Exposure Concentrations of Infants Breastfed by Women Receiving Biologic Therapies for Inflammatory Bowel Diseases and Effects of Breastfeeding on Infections and Development

Matro R1, Martin CF2, Wolf D3, Shah SA4, Mahadevan U5. Gastroenterology. 2018 May 29. pii: S0016-5085(18)34573-6. doi: 10.1053/j.gastro.2018.05.040. [Epub ahead of print]

Author information

1 Division of Gastroenterology and Hepatology, Oregon Health & Science University, Portland, OR. Electronic address: matro@ohsu.edu.

2 Division of Gastroenterology and Hepatology, University of North Carolina at Chapel Hill, Chapel Hill, NC.

3 Atlanta Gastroenterology Associates, Atlanta, GA.

4 Division of Gastroenterology, Warren Alpert School of Medicine, Brown University, Providence, Rhode Island.

5 Division of Gastroenterology and Hepatology, University of California San Francisco, San Francisco, CA.


BACKGROUND & AIMS: Exposure to biologic and immunosuppressant agents during breastfeeding is controversial and there are limited data on safety. We investigated whether biologics are detectable in breast milk from women receiving treatment for inflammatory bowel diseases (IBD) and whether breastfeeding while on treatment is associated with infections or developmental delays.

METHODS: We performed a multi-center prospective study of women with IBD and their infants, collecting breast milk samples (n=72) from patients receiving biologic therapy from October 2013 to November 2015. Drug concentrations were measured in all breast milk samples at several time points within 48 hrs of collection and within 168 hrs for some samples.
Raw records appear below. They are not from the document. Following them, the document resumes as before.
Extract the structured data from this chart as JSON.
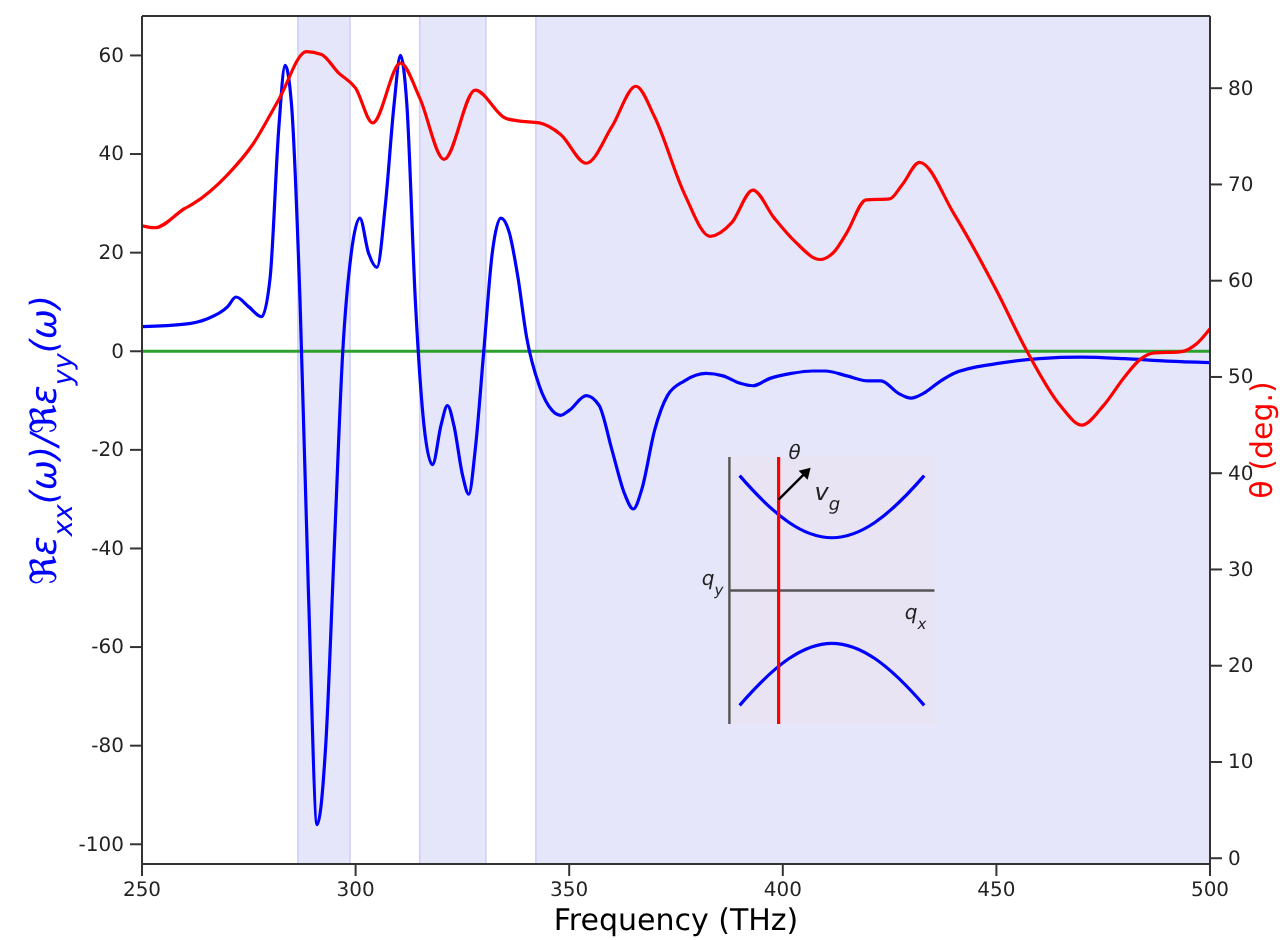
{
  "chart_data": {
    "type": "line",
    "xlabel": "Frequency (THz)",
    "ylabel": "ℜε$_{xx}$(ω)/ℜε$_{yy}$(ω)",
    "y2label": "θ (deg.)",
    "xlim": [
      250,
      500
    ],
    "xticks": [
      250,
      300,
      350,
      400,
      450,
      500
    ],
    "ylim": [
      -104,
      68
    ],
    "yticks": [
      -100,
      -80,
      -60,
      -40,
      -20,
      0,
      20,
      40,
      60
    ],
    "y2lim": [
      -0.6,
      87.5
    ],
    "y2ticks": [
      0,
      10,
      20,
      30,
      40,
      50,
      60,
      70,
      80
    ],
    "line_style": "solid",
    "series": [
      {
        "color": "#0000ff",
        "x": [
          250,
          260,
          265,
          270,
          272,
          275,
          278,
          280,
          282,
          283.5,
          285,
          287,
          289,
          291,
          293,
          295,
          297,
          299,
          301,
          303,
          305,
          307,
          309,
          310.5,
          312,
          314,
          316,
          318,
          320,
          321.5,
          323,
          325,
          326.5,
          328,
          330,
          332,
          334,
          336,
          338,
          340,
          343,
          346,
          348,
          350,
          354,
          357,
          360,
          363,
          365,
          367,
          370,
          373,
          377,
          382,
          386,
          390,
          393,
          397,
          402,
          407,
          410,
          415,
          420,
          423,
          427,
          430,
          433,
          437,
          440,
          450,
          460,
          470,
          480,
          490,
          500
        ],
        "values": [
          5,
          5.5,
          6.5,
          9,
          11,
          9,
          7,
          15,
          45,
          58,
          50,
          10,
          -50,
          -96,
          -80,
          -40,
          0,
          20,
          27,
          20,
          17,
          30,
          50,
          60,
          50,
          10,
          -15,
          -23,
          -15,
          -11,
          -15,
          -25,
          -29,
          -20,
          0,
          20,
          27,
          24,
          15,
          3,
          -7,
          -12,
          -13,
          -12,
          -9,
          -11,
          -20,
          -29,
          -32,
          -28,
          -16,
          -9,
          -6,
          -4.5,
          -5,
          -6.5,
          -7,
          -5.5,
          -4.5,
          -4,
          -4,
          -5,
          -6,
          -6,
          -8.5,
          -9.5,
          -8.5,
          -6,
          -4.5,
          -2.5,
          -1.5,
          -1.2,
          -1.5,
          -2,
          -2.3
        ]
      },
      {
        "color": "#ff0000",
        "axis": "y2",
        "x": [
          250,
          253,
          260,
          262,
          270,
          276,
          282,
          288.5,
          292,
          296,
          300,
          304,
          310.5,
          315,
          320.7,
          328,
          335,
          338,
          343,
          348,
          354,
          360,
          365.6,
          370,
          377,
          383,
          388,
          393,
          398,
          403,
          408.7,
          412,
          415,
          419.5,
          425,
          428,
          432,
          440,
          450,
          457,
          465,
          470,
          475,
          480,
          483.6,
          487,
          493,
          497,
          500
        ],
        "values": [
          65.7,
          65.5,
          67.5,
          68,
          71,
          74.2,
          78.8,
          83.8,
          83.5,
          81.6,
          80,
          76.4,
          82.6,
          79,
          72.6,
          79.8,
          76.9,
          76.6,
          76.4,
          75.2,
          72.2,
          76,
          80.2,
          77,
          69,
          64.6,
          66,
          69.4,
          66.5,
          64,
          62.2,
          63,
          65,
          68.4,
          68.5,
          70,
          72.3,
          67,
          59,
          52.8,
          47,
          45,
          47,
          50,
          51.8,
          52.5,
          52.6,
          53.5,
          55
        ]
      }
    ],
    "ref_lines": [
      {
        "axis": "y",
        "value": 0,
        "color": "#2ca02c"
      }
    ],
    "bands": [
      {
        "axis": "x",
        "from": 286.5,
        "to": 298.7,
        "color": "#e6e6fa"
      },
      {
        "axis": "x",
        "from": 315,
        "to": 330.5,
        "color": "#e6e6fa"
      },
      {
        "axis": "x",
        "from": 342.2,
        "to": 500,
        "color": "#e6e6fa"
      }
    ],
    "annotations": [
      "θ",
      "v$_{g}$",
      "q$_{y}$",
      "q$_{x}$"
    ]
  }
}
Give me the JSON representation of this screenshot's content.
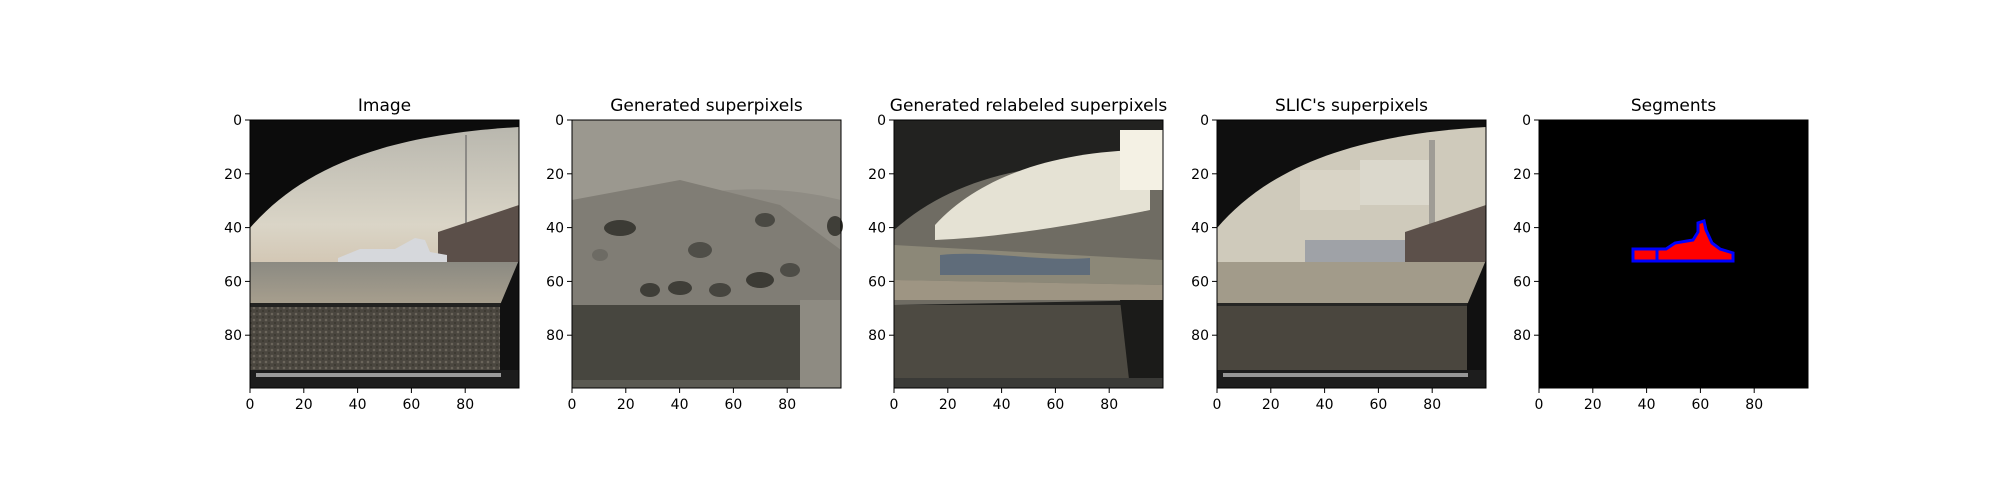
{
  "panels": [
    {
      "id": "image",
      "title": "Image"
    },
    {
      "id": "generated",
      "title": "Generated superpixels"
    },
    {
      "id": "relabeled",
      "title": "Generated relabeled superpixels"
    },
    {
      "id": "slic",
      "title": "SLIC's superpixels"
    },
    {
      "id": "segments",
      "title": "Segments"
    }
  ],
  "axes": {
    "x_ticks": [
      "0",
      "20",
      "40",
      "60",
      "80"
    ],
    "y_ticks": [
      "0",
      "20",
      "40",
      "60",
      "80"
    ],
    "range": [
      0,
      100
    ]
  },
  "colors": {
    "segment_fill": "#ff0000",
    "segment_outline": "#0000ff",
    "background": "#000000"
  }
}
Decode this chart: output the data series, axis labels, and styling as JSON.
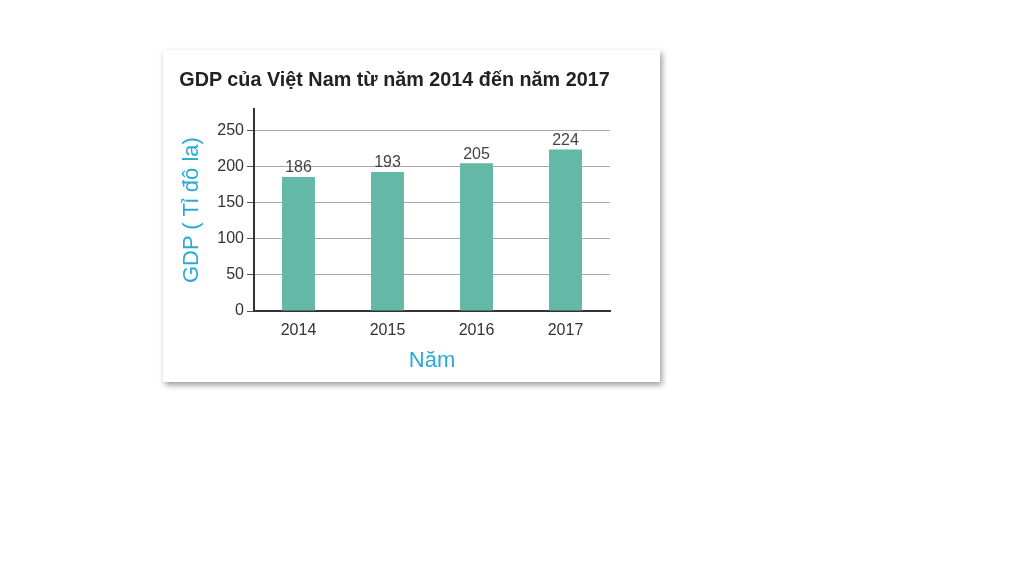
{
  "chart_data": {
    "type": "bar",
    "title": "GDP của Việt Nam từ năm 2014 đến năm 2017",
    "xlabel": "Năm",
    "ylabel": "GDP ( Tỉ đô la)",
    "categories": [
      "2014",
      "2015",
      "2016",
      "2017"
    ],
    "values": [
      186,
      193,
      205,
      224
    ],
    "color": "#63b9a6",
    "ylim": [
      0,
      280
    ],
    "yticks": [
      0,
      50,
      100,
      150,
      200,
      250
    ],
    "grid": "y",
    "data_labels": true
  }
}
Child development was assessed using the Ages and Stages Questionnaire 3 (ASQ3), completed by 824 women with IBD (treated or untreated) during pregnancy (620 breastfed and 204 did not). Data on childrens' health and development were obtained from mothers and pediatricians, along with information on mothers' medication exposure, IBD history, activity, and pregnancy, and post-partum complications. We used χ2 or Fisher's exact test to determine associations between categorical values, and compared differences in continuous outcomes between groups using ANOVA models. The primary outcome was drug concentration of biologic agents in breast milk (from 72 women) at 1, 12, 24, and 48 hours after dosing, and also at 72, 96, 120, and 168 hrs from available samples. Secondary outcomes were a range of infant infections and ASQ3-defined developmental delays among all breast-fed infants.

RESULTS: We detected infliximab in breast milk samples from 19 of 29 treated women (max 0.74 μg/mL), adalimumab in 2 of 21 treated women (max 0.71 μg/mL), certolizumab in 3 of 13 treated women (max 0.29 μg/mL), natalizumab in 1 of 2 treated women (max 0.46 μg/mL), and ustekinumab in 4 of 6 treated women (max 1.57 μg/mL); we did not detect golimumab in breast milk from the 1 woman receiving this drug. Rates of infection and developmental milestones at 12 months were similar in breastfed vs non-breastfed infants: any infection 39% vs 39% in controls (P=1.000) and milestone score 87 vs 86 in controls (P=.9992). Rates of infection and developmental milestones did not differ among infants whose mothers received treatment with biologics, immunomodulators, or combination therapy, compared to unexposed infants (whose mothers received treatment with mesalamines or steroids or no medication).

CONCLUSIONS: In a study of women receiving treatment for IBD and their infants, we detected low concentrations of infliximab, adalimumab, certolizumab, natalizumab, and ustekinumab in breast milk samples. We found breastfed infants of mothers on biologics, immunomodulators, or combination therapies to have similar risks of infection and rate of milestone achievement compared to non-breastfed or infants unexposed to these drugs. Maternal use of biologic therapy appears compatible with breastfeeding. Clinicaltrials.gov no: NCT00904878.